Student Spotlight: Assessing safety of Ghana's staple kulikuli, khebab powder

By Christy Fricks
University of Georgia, Peanut & Mycotoxin Innovation Lab


Sylvia Baah-Tuahene is a PMIL supported student at the University of Ghana as part of a capacity building effort through the "Ghana Peanut Value Chain Interventions" project. She recently completed her MPhil research on surveying peanut and peanut based products that are produced by women processors in three different regions in Ghana.

Her research thesis, “Assessment and Safety Improvement of Peanut Based By-Products from Peanut Oil Processing: Kulikuli and Khebab Powder,” provides an informative picture of the quality of peanut based products and where in the process aflatoxin contamination may be introduced and/or reduced.

Sylvia was co-supervised by PMIL Collaborator Professor Agnes Budu, and Prof. F. K. Saalia. She will graduate on the 13th of November 2015 with a Masters in Food Science.

PMIL: How did you become interested in studying groundnut production?

Baah-Tuahene: "Peanut is a highly nutritious legume grown in Ghana and worldwide and plays an important role in food and nutritional security especially in poor communities. It is produced, consumed and utilized in various forms in my country. Peanuts are however susceptible to aflatoxin contamination through the infestation of aflatoxigenic molds. These aflatoxins are known to have carcinogenic effects on humans and animals.

In recent times, most of the peanuts and the by-products produced for exportation from West African countries including Ghana have been rejected according to Rapid Alert System for Food and Feed (RASSF) notifications.

This is as a result of exceeding levels of aflatoxins beyond the set standards used by various food safety agencies, which range from 4µg/kg for processed peanut products in the European Union (EU), to20µg/kg as established by the Codex Alimentarius Commission. There is therefore the need to put in measures to ensure that excessive levels of aflatoxins are reduced to the barest minimum in peanuts and peanut products to conform to the requirements of food safety regulations.

Some work has been reported on the determination of aflatoxin levels in peanut products in Ghana. However, the traditional production practices of peanut products remain unchanged and the levels of aflatoxins and microbial contamination in peanut products: especially kulikuli and khebab powder remain variable and frequently high. Safety and quality management tools that can eliminate possible hazards during processing have not yet been applied in the artisanal peanut processing industry."

PMIL: What did you initially set out to discover in your peanut research?

Baah-Tuahene: "My research study was mainly on peanut based by-products from peanut oil processing: kulikuli and khebab powder.

I had several goals:

  • To assess the food safety knowledge of peanut oil processors in selected communities in Ghana

  • To observe and document the traditional processing methods of peanut oil and its by products: khebab powder and kulikuli in Ghana

  • To characterize traditionally processed peanut oil and its by-products using their physicochemical properties

  • To determine the level of microbial contamination in peanut products obtained from the traditional processing of peanut oil

  • To determine the level of aflatoxin contamination in traditionally processed peanut oil and its by-products in Ghana

  • To identify the challenges with the implementation of a HACCP system for traditional peanut oil and its by-products"

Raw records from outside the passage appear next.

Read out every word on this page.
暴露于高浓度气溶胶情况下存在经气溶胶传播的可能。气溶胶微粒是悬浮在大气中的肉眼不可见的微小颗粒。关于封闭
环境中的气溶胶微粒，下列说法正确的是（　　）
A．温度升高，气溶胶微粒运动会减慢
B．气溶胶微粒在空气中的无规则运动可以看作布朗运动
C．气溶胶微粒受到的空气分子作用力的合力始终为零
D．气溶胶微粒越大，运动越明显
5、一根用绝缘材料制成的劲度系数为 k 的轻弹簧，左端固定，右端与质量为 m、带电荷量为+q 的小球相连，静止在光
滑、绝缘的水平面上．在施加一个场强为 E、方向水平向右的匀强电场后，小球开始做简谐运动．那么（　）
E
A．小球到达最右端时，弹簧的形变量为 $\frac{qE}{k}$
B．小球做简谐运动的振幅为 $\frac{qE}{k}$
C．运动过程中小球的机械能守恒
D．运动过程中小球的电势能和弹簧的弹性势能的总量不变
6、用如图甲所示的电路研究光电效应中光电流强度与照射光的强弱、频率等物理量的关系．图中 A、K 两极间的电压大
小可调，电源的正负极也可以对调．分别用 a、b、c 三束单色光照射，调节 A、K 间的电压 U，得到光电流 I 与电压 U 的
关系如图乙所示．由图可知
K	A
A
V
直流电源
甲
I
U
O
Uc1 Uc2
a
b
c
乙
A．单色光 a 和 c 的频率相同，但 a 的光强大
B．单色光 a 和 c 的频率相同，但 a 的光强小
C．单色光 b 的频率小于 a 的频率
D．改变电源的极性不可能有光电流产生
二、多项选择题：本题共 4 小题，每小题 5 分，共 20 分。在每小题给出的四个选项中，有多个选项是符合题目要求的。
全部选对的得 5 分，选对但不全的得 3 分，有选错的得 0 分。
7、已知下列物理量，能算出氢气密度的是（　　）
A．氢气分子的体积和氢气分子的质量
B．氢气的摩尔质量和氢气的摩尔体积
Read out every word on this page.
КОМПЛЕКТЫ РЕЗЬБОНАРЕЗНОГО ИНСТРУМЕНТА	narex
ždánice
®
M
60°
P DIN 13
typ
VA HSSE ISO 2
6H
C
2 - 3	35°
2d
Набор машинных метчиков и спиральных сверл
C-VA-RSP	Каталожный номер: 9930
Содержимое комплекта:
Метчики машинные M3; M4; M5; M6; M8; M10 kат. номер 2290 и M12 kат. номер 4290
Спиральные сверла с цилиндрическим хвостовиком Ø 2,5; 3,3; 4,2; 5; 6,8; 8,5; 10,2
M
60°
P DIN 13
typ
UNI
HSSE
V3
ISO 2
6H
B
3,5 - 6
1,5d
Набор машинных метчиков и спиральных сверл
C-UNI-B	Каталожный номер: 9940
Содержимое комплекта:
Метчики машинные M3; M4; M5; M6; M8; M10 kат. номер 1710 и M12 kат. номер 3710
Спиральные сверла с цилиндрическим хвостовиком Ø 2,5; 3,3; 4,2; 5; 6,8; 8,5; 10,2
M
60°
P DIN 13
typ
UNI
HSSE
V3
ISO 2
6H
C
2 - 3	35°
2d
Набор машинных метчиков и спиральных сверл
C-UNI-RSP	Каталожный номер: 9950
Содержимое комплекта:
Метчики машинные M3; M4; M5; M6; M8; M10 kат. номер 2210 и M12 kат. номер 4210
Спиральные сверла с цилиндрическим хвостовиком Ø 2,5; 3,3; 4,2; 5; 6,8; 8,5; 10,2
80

PMIL: Can you share some of the results of your research?

Baah-Tuahene: "I discovered that the level of aflatoxins and microbial contamination in the peanut products I looked at far exceed the standard limits. Also, despite the fact that all the processors I worked with had a low level of formal education, they were not oblivious to food safety issues.

Some of the challenges I identified are first, the level of education and adaptability of the peanut processors to HACCP (Hazard Analysis and Critical Control Points), and secondly, the ability to monitor the CCPs (Critical Control Points) identified to ensure they are meeting the set standards are challenges that were identified in the implementation of an HACCP system."

PMIL: What are your plans for the future? Will you continue to work with peanuts?

Baah-Tuahene: "My plans are to do more research work on groundnuts and other food products. At the moment am working as a research assistant with my supervisor on the PMIL project. Eventually, I will obtain my PhD and continue to work in academia and research.

I hope that my research work can be applied in safe peanut processing. My findings have shown how peanut products are contaminated with high levels of aflatoxins and harmful microorganisms. This shows the need to educate peanut processors on Good Manufacturing Practices (GMPs) and Good Hygienic Practices (GHPs) as well as the application of HACCP as a food safety management tool so as to ensure that safe peanut products are produced for consumers."